In Matthew 20: 20 – 28 we discover an interesting interaction one well-intentioned mom has with Jesus. Two of the disciples mentioned here, the brothers James and John, are often identified by their father and called the sons of Zebedee. In other places, however, Jesus refers to them as the Sons of Thunder. Since Zebedee was their father, I’m deducing their mom must have been the one known as Thunder.*
She’s the one we find rumbling to the front of the line in this passage.
Can’t you just picture the determination with which Mama Thunder makes her way past the others? Eyes fixed, nostrils flared, brow furrowed, elbows flying. Frustrated with her sons’ reluctance, she takes the initiative, makes a beeline to the Savior, and asks Jesus if Jimmy and Johnny can sit on his left and right when He establishes His kingdom. Like many of us today, instead of preparing her children for the road ahead, she thinks it best to prepare the road ahead for her children.
The other disciples are indignant. Jesus, however, refuses to over-function for any of those in His charge and uses this outrageous request as an opportunity to teach not only James and John, but the other ten, as well.
In front of the entire band of twelve, Jesus asks the brothers if they had any clue about their request, foretells their future suffering, and assures them that no measure of scheming, positioning, or hundred-dollar handshakes could determine who sits where in the Kingdom of God.

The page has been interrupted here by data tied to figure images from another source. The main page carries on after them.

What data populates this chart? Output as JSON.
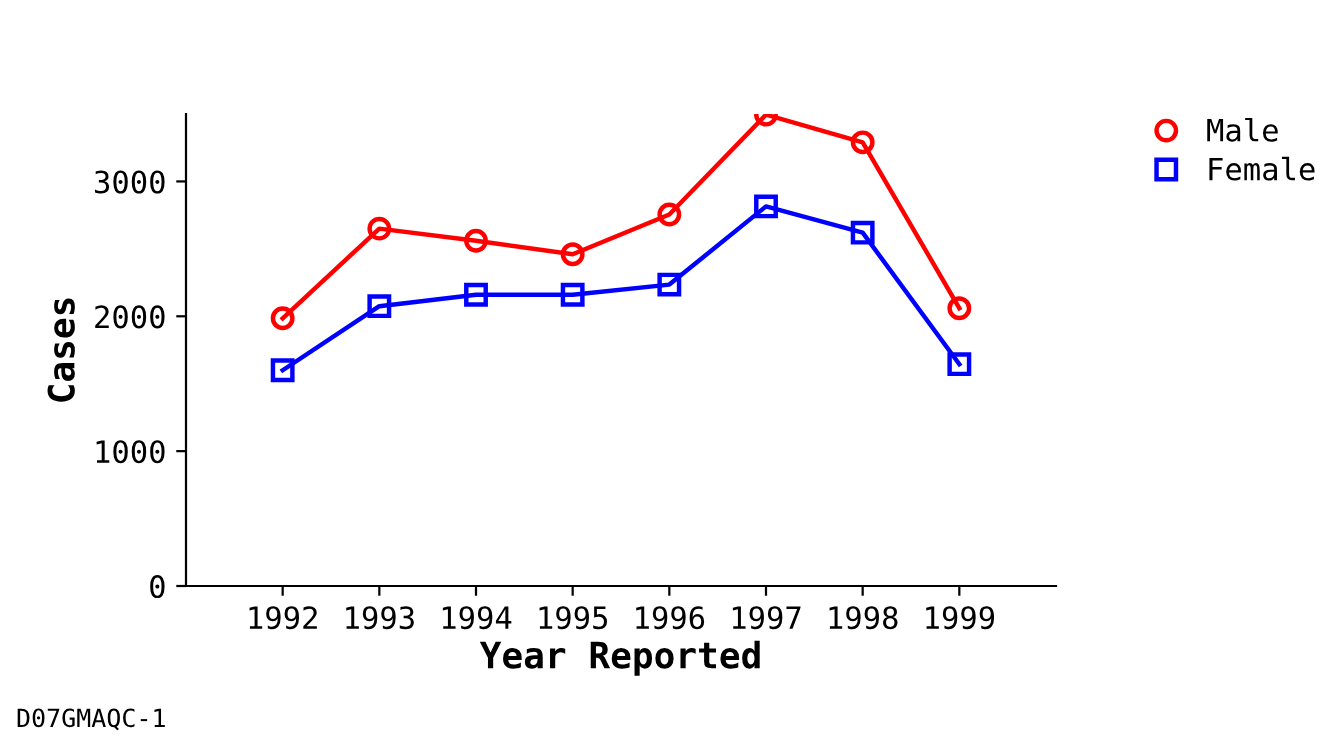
{
  "chart_data": {
    "type": "line",
    "xlabel": "Year Reported",
    "ylabel": "Cases",
    "x": [
      1992,
      1993,
      1994,
      1995,
      1996,
      1997,
      1998,
      1999
    ],
    "series": [
      {
        "name": "Male",
        "color": "#ff0000",
        "marker": "circle",
        "values": [
          1985,
          2650,
          2560,
          2460,
          2755,
          3495,
          3290,
          2060
        ]
      },
      {
        "name": "Female",
        "color": "#0000ff",
        "marker": "square",
        "values": [
          1600,
          2075,
          2160,
          2160,
          2235,
          2815,
          2620,
          1645
        ]
      }
    ],
    "xlim": [
      1991,
      2000
    ],
    "xticks": [
      1992,
      1993,
      1994,
      1995,
      1996,
      1997,
      1998,
      1999
    ],
    "ylim": [
      0,
      3500
    ],
    "yticks": [
      0,
      1000,
      2000,
      3000
    ],
    "grid": false,
    "legend": "top right",
    "line_style": "solid",
    "annotations": [
      "D07GMAQC-1"
    ]
  }
}
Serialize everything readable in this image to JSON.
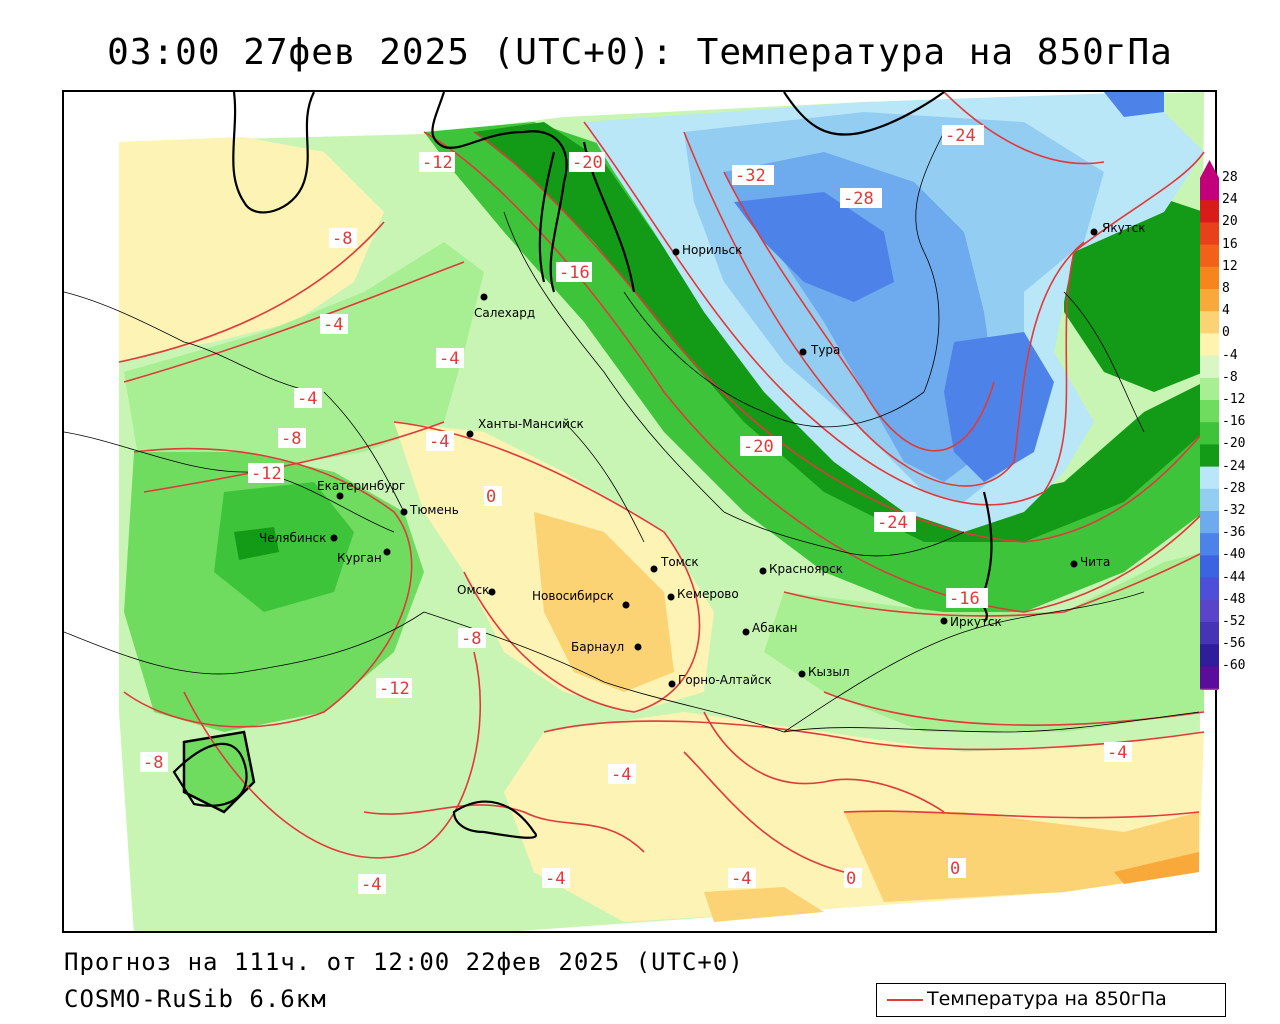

Unlike my science fair experience, two great weaknesses of James and John (pride and passivity) did not equate to a term-defining grade. This incident, like any other good test, just revealed what was really there. James and John were the ones who got their names on the board that time, but Jesus’ instruction was for all of the disciples — my guess is because all of them had pondered similar requests.
He tells them all (and us) that the road to greatness is through servanthood. Mom and Dad can’t do that for you. Bribery is out of the question. You can’t outsource it. It’s a project you must undertake on your own. And don’t plan to wait until the night before.
*I realize James and John’s mother was named Salome.